Courts recently issued three opinions on the whistleblower anti-retaliation provisions of the Dodd-Frank Act.
In Murray v. UBS Securities, LLC, Mr. Murray claimed he was terminated because he refused to skew his research on commercial mortgage backed securities, or CMBS. Mr. Murray brought an anti-retaliation claim under the Consumer Financial Protection Act, which is Title X of the Dodd-Frank Act. The provision relied upon by plaintiff, 12 U.S.C. § 5567(a)(4), provides:
No covered person or service provider shall terminate … any covered employee … by reason of the fact that such employee … has … objected to, or refused to participate in, any activity, policy, practice, or assigned task that the employee … reasonably believed to be in violation of any law, rule, order, standard, or prohibition, subject to the jurisdiction of, or enforceable by, the [CFPB].
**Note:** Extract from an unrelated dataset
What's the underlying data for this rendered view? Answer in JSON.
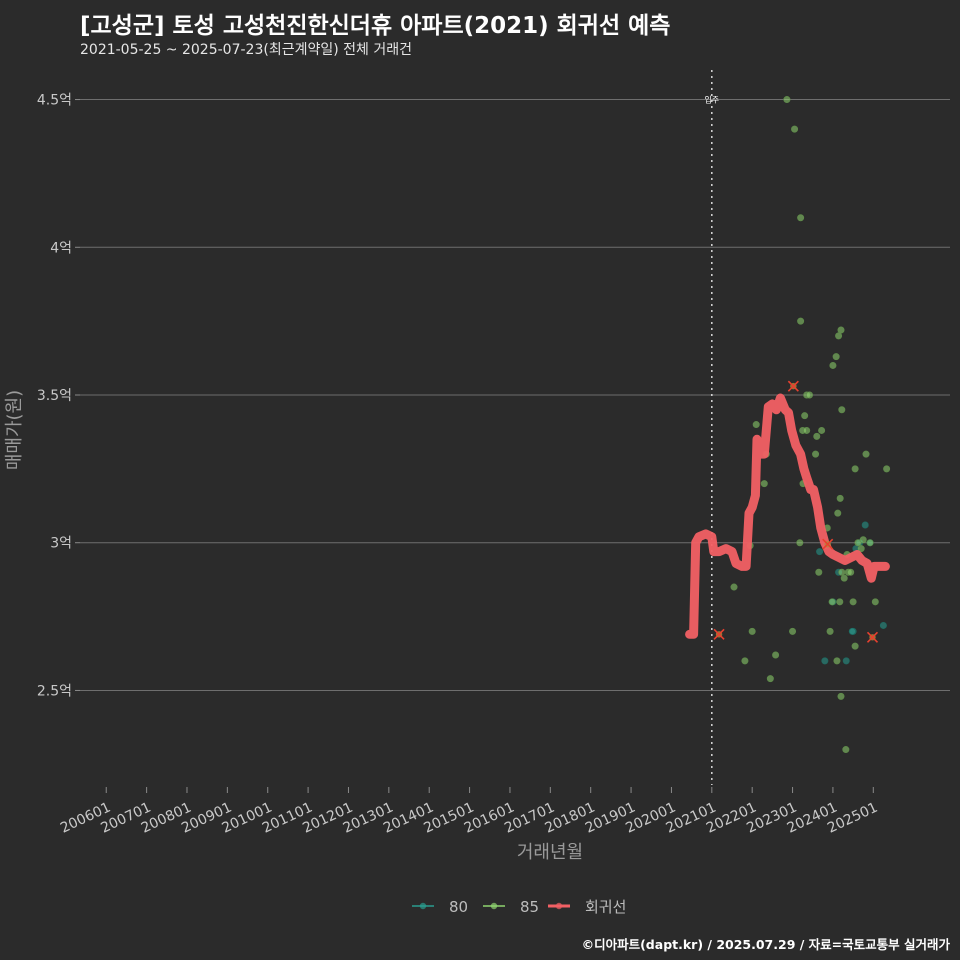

The court found the foregoing provision did not apply because at the time of the dismissal the CFPB did not regulate CMBS.
Plaintiff Tarun Kshetrapal sued former employer Dish Network LLC. Plaintiff alleged that defendant interfered with his subsequent employment opportunities after termination. Termination occurred prior to the time the Dodd-Frank Act was signed into law. However, the alleged interference occurred after the Dodd-Frank Act became effective, and the plaintiff sought injunctive relief with respect to continuing harassment. The court found injunctive relief was not available under the Dodd-Frank Act. However, plaintiff was not completely out of luck, as the plaintiff also brought a Sarbanes-Oxley anti-retaliation claim. The court found Sarbanes-Oxley applied to former employees, and stated plaintiff could pursue that claim.
In this case, the United States District Court for the Eastern District of Missouri found that plaintiff could not proceed on a Dodd-Frank whistleblower anti-retaliation claim because plaintiff did not report the conduct to the SEC. The courts are currently split on this issue.